Turn the ache of failure into growth, creativity, compassion.
In 2016, a failed attempt at living with another human meant moving away from the Twin Cities, where I had lived for nearly twenty years, and back to my hometown of Mantorville, MN after being away over half of my life. In the last two years, I have created a situation in which I have a safe, secure, affordable home and a job which is challenging, rewarding, and well paying. I'm secure and stable again, and also still very much homesick for my friends and the hum of the Cities. As with most things, "good" and "bad" coexist.
For "good" and "bad," I've been telling stories my whole life. My creative storytelling began in here in Mantorville and my poetry writing began here 30+ years later. Over the years, I've used journaling to navigate challenging periods of life. I've always kept those journal entries private and have multiple plans in place for their disposal upon my death! This winter, as the days got shorter, I started writing in a new way. I took all the "bad" emotions I had and started writing notes to communicate and heal past failures.
Writing journals, short stories, essays, grants, budgets, plans, and emails had always come quite naturally to me. Poetry, on the other hand, had been on my list of failures.
Even so, as 2018 and my 30s came to a close, at a point where I felt both inspired and isolated at the same time, those notes about failure turned into poems. I wrote poems not really by my own choosing, but by something outside of me, guiding me through one, two, three, and then twelve poems. And, after the third, I was guided to stop writing about failure and instead write about promise and possibility.
I never knew how I was going to share these poems, or if I even would.
When I did share with those close to me, it felt so natural and I saw that people were impacted by reading them - they started discussion, they created connections, they reduced isolation, they inspired creativity. So, now, after years of keeping my writing private, I'm ready to share. I'm willing to risk another failure in order to tell my story, allow my longing for home to have a purpose, and, hopefully, inspire others to take risks, too.

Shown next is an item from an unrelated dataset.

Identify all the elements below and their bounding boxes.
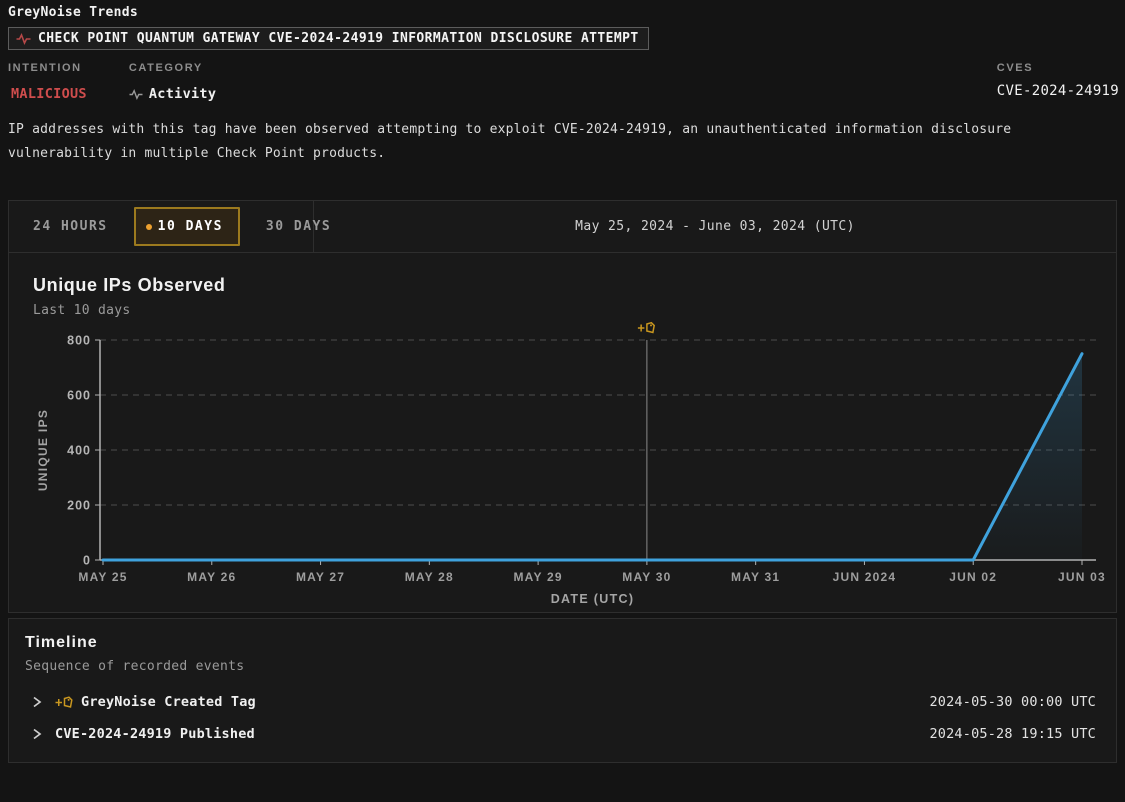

I've always written when the ache has been great, but being dedicated to this writing project has encouraged me to write a new story about my failures. It also reminded me that failure is not permanent - sometimes things fail because it's just not the right time, sometimes things fail because it's not the right project, sometimes things fail because more perspective needs to be gained, and sometimes things fail because more skills need to be learned.
Failures are things/actions that haven't gone as planned - beings/people are not failures. In fact, if we can take the ache of failure and turn it into growth, creativity, compassion, our humanity expands.